Statements made in this letter which state the Company’s or management’s intentions, beliefs, expectations or predictions for the future are forward-looking statements within the meaning of the Private Securities Litigation Reform Act of 1995, and may include statements regarding anticipated future productivity. It is important to note that future performance and actual results could differ materially from those discussed in or underlying such forward-looking statements as a result of risks and uncertainties that cannot be predicted or quantified and that are beyond the Company’s control.

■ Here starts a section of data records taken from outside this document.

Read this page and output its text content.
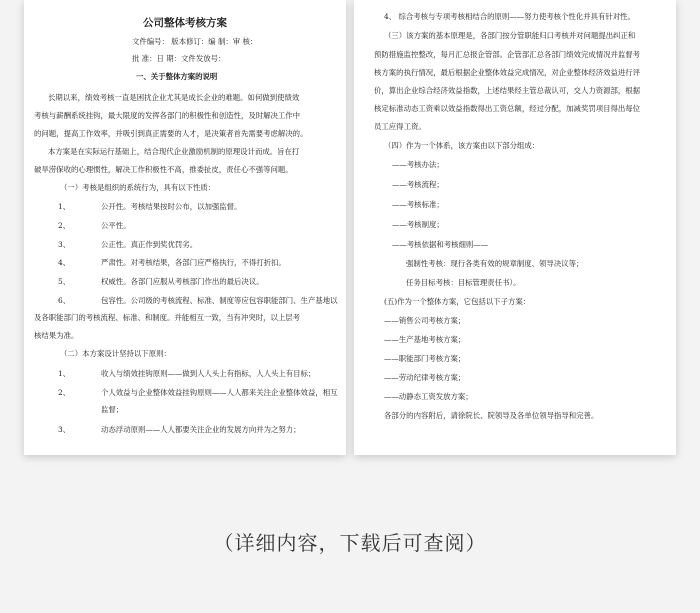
公司整体考核方案
文件编号： 版本修订：编 制：审 核：
批 准：日 期：文件发放号：
一、关于整体方案的说明
长期以来，绩效考核一直是困扰企业尤其是成长企业的难题。如何做到使绩效
考核与薪酬系统挂钩，最大限度的发挥各部门的积极性和创造性，及时解决工作中
的问题，提高工作效率，并吸引到真正需要的人才，是决策者首先需要考虑解决的。
本方案是在实际运行基础上，结合现代企业激励机制的原理设计而成。旨在打
破旱涝保收的心理惯性，解决工作积极性不高，推委扯皮，责任心不强等问题。
（一）考核是组织的系统行为，具有以下性质：
1、	公开性。考核结果按时公布，以加强监督。
2、	公平性。
3、	公正性。真正作到奖优罚劣。
4、	严肃性。对考核结果，各部门应严格执行，不得打折扣。
5、	权威性。各部门应服从考核部门作出的最后决议。
6、	包容性。公司级的考核流程、标准、制度等应包容职能部门、生产基地以
及各职能部门的考核流程、标准、和制度。并能相互一致，当有冲突时，以上层考
核结果为准。
（二）本方案设计坚持以下原则：
1、	收入与绩效挂钩原则——做到人人头上有指标，人人头上有目标；
2、	个人效益与企业整体效益挂钩原则——人人都来关注企业整体效益，相互
监督；
3、	动态浮动原则——人人都要关注企业的发展方向并为之努力；
4、 综合考核与专项考核相结合的原则——努力使考核个性化并具有针对性。
（三）该方案的基本原理是，各部门按分管职能归口考核并对问题提出纠正和
预防措施监控整改，每月汇总报企管部。企管部汇总各部门绩效完成情况并监督考
核方案的执行情况，最后根据企业整体效益完成情况，对企业整体经济效益进行评
价，算出企业综合经济效益指数，上述结果经主管总裁认可，交人力资源部，根据
核定标准动态工资乘以效益指数得出工资总额，经过分配，加减奖罚项目得出每位
员工应得工资。
（四）作为一个体系，该方案由以下部分组成：
——考核办法；
——考核流程；
——考核标准；
——考核制度；
——考核依据和考核细则——
强制性考核：现行各类有效的规章制度、领导决议等；
任务目标考核：目标管理责任书）。
(五)作为一个整体方案，它包括以下子方案：
——销售公司考核方案；
——生产基地考核方案；
——职能部门考核方案；
——劳动纪律考核方案；
——动静态工资发放方案；
各部分的内容附后，请徐院长、院领导及各单位领导指导和完善。
（详细内容，下载后可查阅）
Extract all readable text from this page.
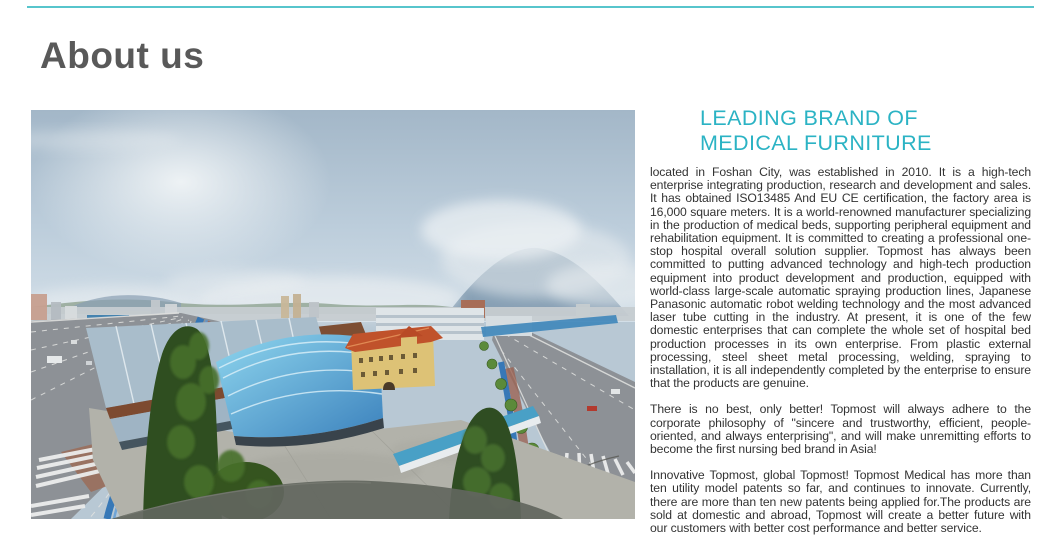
About us
LEADING BRAND OF
MEDICAL FURNITURE

located in Foshan City, was established in 2010. It is a high-tech enterprise integrating production, research and development and sales. It has obtained ISO13485 And EU CE certification, the factory area is 16,000 square meters. It is a world-renowned manufacturer specializing in the production of medical beds, supporting peripheral equipment and rehabilitation equipment. It is committed to creating a professional one-stop hospital overall solution supplier. Topmost has always been committed to putting advanced technology and high-tech production equipment into product development and production, equipped with world-class large-scale automatic spraying production lines, Japanese Panasonic automatic robot welding technology and the most advanced laser tube cutting in the industry. At present, it is one of the few domestic enterprises that can complete the whole set of hospital bed production processes in its own enterprise. From plastic external processing, steel sheet metal processing, welding, spraying to installation, it is all independently completed by the enterprise to ensure that the products are genuine.

There is no best, only better! Topmost will always adhere to the corporate philosophy of "sincere and trustworthy, efficient, people-oriented, and always enterprising", and will make unremitting efforts to become the first nursing bed brand in Asia!

Innovative Topmost, global Topmost! Topmost Medical has more than ten utility model patents so far, and continues to innovate. Currently, there are more than ten new patents being applied for.The products are sold at domestic and abroad, Topmost will create a better future with our customers with better cost performance and better service.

Important factors that could cause actual results to differ materially include, but are not limited to: economic conditions in general and business conditions in the power supplies and renewable energy markets; foreign exchange rates; the Company’s ability to improve its operational and supply chain efficiencies; competitive factors such as pricing and technology; the timing and results achieved in completing product manufacturing transitions to Company facilities in China or other low-cost locations; the threat of a prolonged economic slowdown or a lengthy or severe recession; continued volatility of the financial markets, including fluctuations in interest rates and trading prices of the Company’s equity securities; the results of pending legal proceedings; the Company’s ability to secure market share in higher margin, high-growth markets; the market growth of product sectors targeted by the Company as sectors of focus; and the Company’s ability to increase working capital.  Additional information concerning factors that could cause actual results to differ materially from expectations expressed in this letter are described  in the Company’s reports filed with the Securities and Exchange Commission pursuant to the Securities Exchange Act of 1934 from time to time, which  are also available through the Company’s Website at www.power-one.com or through the SEC’s Electronic Data Gathering and Analysis Retrieval System (EDGAR) at www.sec.gov. Power-One undertakes no obligation to publicly update or revise any forward-looking statement.